Greenacre was introduced to Bowie in 1999 through the collection’s previous curator Kate Chertavian soon after she graduated from The Courtauld Institute of Art, one of the world’s most prestigious schools for the study of art history. She became the collection’s curator in 2000 and worked on numerous projects with Bowie, including Bowieart, an online platform supporting young artists.
“Just working with David and having conversations with David was enough to change you. You were constantly learning because he was so well-read. He was so intelligent that he would make connections with things. You would go in having conversation with him on an artist or an exhibition and suddenly it would spark a connection with something completely disparate but logical in David’s mind,” she recalls.
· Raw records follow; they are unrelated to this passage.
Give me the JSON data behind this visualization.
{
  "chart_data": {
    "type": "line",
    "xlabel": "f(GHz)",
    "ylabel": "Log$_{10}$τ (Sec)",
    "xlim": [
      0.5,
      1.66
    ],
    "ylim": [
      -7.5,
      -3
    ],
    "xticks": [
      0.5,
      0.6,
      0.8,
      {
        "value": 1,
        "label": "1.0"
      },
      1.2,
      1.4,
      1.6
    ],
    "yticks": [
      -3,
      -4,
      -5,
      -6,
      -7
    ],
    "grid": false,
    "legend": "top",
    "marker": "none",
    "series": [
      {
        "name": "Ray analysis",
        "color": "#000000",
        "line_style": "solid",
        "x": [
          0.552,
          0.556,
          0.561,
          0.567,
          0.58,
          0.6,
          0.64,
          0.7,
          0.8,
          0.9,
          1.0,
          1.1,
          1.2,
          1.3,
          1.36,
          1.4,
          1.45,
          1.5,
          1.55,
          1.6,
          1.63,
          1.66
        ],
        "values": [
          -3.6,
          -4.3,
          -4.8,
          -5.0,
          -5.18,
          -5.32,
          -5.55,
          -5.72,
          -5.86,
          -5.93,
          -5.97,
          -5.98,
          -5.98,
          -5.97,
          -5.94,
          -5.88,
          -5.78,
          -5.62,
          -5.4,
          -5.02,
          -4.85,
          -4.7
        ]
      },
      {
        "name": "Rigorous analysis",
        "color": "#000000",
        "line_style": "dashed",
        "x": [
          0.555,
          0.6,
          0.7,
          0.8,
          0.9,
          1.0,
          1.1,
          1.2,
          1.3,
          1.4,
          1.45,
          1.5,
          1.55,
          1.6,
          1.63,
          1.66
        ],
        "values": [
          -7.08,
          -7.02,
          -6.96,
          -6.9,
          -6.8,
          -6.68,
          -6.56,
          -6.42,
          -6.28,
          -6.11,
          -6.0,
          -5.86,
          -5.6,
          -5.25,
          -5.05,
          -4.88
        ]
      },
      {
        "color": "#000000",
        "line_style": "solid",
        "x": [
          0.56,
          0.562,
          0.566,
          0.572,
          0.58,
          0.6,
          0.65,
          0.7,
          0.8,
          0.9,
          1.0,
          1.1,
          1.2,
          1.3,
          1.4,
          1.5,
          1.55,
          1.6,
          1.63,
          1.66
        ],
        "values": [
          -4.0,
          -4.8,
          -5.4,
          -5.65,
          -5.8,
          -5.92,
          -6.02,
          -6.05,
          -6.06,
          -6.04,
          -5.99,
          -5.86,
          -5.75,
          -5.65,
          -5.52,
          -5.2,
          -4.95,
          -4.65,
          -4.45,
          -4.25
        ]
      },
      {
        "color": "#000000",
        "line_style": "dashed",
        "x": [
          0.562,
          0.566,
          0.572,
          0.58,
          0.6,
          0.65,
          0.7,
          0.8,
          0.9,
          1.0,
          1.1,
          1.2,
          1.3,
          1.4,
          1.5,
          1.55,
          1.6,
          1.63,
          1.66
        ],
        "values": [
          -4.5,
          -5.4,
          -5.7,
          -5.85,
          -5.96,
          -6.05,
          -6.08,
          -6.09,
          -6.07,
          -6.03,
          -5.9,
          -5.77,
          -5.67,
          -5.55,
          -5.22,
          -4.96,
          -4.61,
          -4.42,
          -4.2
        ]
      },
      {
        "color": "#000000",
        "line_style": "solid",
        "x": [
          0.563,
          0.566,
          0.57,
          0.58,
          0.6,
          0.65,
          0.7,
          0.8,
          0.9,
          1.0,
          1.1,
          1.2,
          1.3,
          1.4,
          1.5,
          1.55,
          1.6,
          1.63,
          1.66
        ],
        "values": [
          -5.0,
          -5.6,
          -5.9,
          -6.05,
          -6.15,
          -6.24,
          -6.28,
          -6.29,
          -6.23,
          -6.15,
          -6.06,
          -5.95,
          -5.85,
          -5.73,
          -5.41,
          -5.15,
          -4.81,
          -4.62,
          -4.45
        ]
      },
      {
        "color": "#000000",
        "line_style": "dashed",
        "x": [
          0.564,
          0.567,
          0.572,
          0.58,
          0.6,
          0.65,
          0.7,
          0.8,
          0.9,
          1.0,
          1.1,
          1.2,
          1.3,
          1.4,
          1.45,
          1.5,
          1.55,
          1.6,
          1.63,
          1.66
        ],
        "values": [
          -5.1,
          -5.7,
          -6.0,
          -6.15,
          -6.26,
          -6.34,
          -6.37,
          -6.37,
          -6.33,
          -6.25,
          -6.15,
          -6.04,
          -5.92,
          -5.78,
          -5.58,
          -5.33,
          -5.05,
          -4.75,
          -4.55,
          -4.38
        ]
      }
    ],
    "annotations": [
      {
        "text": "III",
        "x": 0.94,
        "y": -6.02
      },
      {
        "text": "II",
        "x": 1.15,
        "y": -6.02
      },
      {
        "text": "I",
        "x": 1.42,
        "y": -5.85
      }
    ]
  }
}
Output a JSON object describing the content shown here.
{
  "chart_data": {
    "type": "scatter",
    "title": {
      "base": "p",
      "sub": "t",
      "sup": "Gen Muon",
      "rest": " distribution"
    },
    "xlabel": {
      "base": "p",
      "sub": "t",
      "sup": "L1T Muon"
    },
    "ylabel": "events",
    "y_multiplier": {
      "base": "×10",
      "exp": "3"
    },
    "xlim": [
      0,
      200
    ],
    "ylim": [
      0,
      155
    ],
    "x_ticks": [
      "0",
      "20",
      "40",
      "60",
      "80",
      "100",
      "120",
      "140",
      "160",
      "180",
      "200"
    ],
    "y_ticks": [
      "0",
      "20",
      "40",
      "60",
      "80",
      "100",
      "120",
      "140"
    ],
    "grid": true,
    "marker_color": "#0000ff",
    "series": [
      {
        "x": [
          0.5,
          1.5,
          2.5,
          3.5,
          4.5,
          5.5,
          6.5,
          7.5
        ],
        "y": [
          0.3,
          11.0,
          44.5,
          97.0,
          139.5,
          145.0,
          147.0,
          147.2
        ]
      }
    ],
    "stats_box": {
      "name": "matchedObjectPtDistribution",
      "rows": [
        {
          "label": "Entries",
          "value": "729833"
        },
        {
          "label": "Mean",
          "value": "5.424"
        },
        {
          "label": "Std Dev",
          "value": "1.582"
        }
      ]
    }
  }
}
Traveling was important to Bowie, says Greenacre, and Asia had a special place in his heart. He had close ties to Hong Kong, which were highlighted during the viewing here.
Cha Na Tian Di, Bowie’s first and only Chinese-language song released in 1997, was dedicated to Hong Kong shortly before the handover of the city. The song is a Mandarin version of Seven Years In Tibet from album Earthling, and the project was developed in Hong Kong with the chorus “You have my blessing, the world is merely a glimpse of time” written by Hong Kong lyricist Lin Xi.
His performances in Hong Kong in 1983 and 2004 are well-remembered, and his music influenced generations of musicians in Asia.
Greenacre said believes such notion will make Bowie’s art collection appealing to an Asian audience.
Bowie also spent a lot of time in Japan, Greenacre noted, and the Victoria & Albert Museum’s touring exhibition “DAVID BOWIE is” will bring the late star back to one of his favorite countries. That show’s only stop in Asia will be at Warehouse TERRADA in Tokyo on January 8, 2017, Bowie’s 70th birthday. The exhibition highlights more than 300 objects ranging from music, rare footage, costumes and collectibles from the David Bowie archive, which Greenacre works with closely.